彼(彼女)の瞳は何を映していてもいつもそのヒトを見ているし、彼(彼女)の脳味噌はそのヒトのことしか考えない。
彼(彼女)の指先はピアノを弾いていてもチェスをしていても誰かと触れ合っていてもそのヒトのことだけを追っているし、彼(彼女)の足はそのヒトのもとへ駆けていくためならば砂利道だろうと泥道だろうと棘だらけの道だろうと厭わない。
彼(彼女)の心臓は、そのヒトのことを想うときだけ、いつもの何倍もの早さで鼓動を打つ。
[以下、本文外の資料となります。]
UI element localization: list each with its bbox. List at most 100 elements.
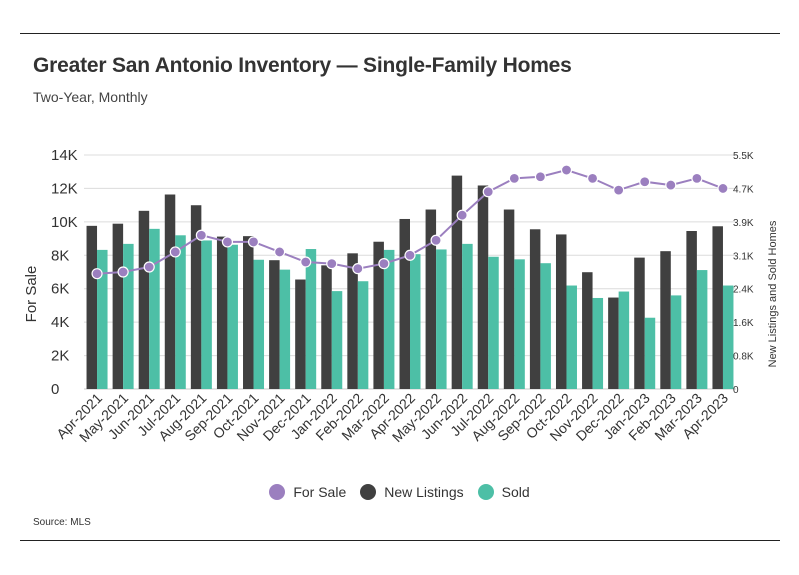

彼(彼女)の体内をこんこんと廻る鉛色のオイルはこのまま沸点を遥かに超えて蒸発してしまうのではないかというほど、熔解したサファイアを塗布したクリスタルの瞳で、コンピュータを詰め込んだ小さなチップと神経プラグを繋ぐ脳味噌で、滑らかな人工皮膚で覆われたバネ仕掛けの指先で、跳ぶように軽やかに動くスプリング関節の足で、煮えたぎるように熱く湧き上がる。
ノン・マンのそのヒトはもういない。
ノン・マンを愛した数多の人ももういない。
ノン・マンだけがいつまでも時間の渦に取り残されて、独りきり。
ノン・マンは眠らない。
浅い眠りに、悲しい夢を見るのが恐いから。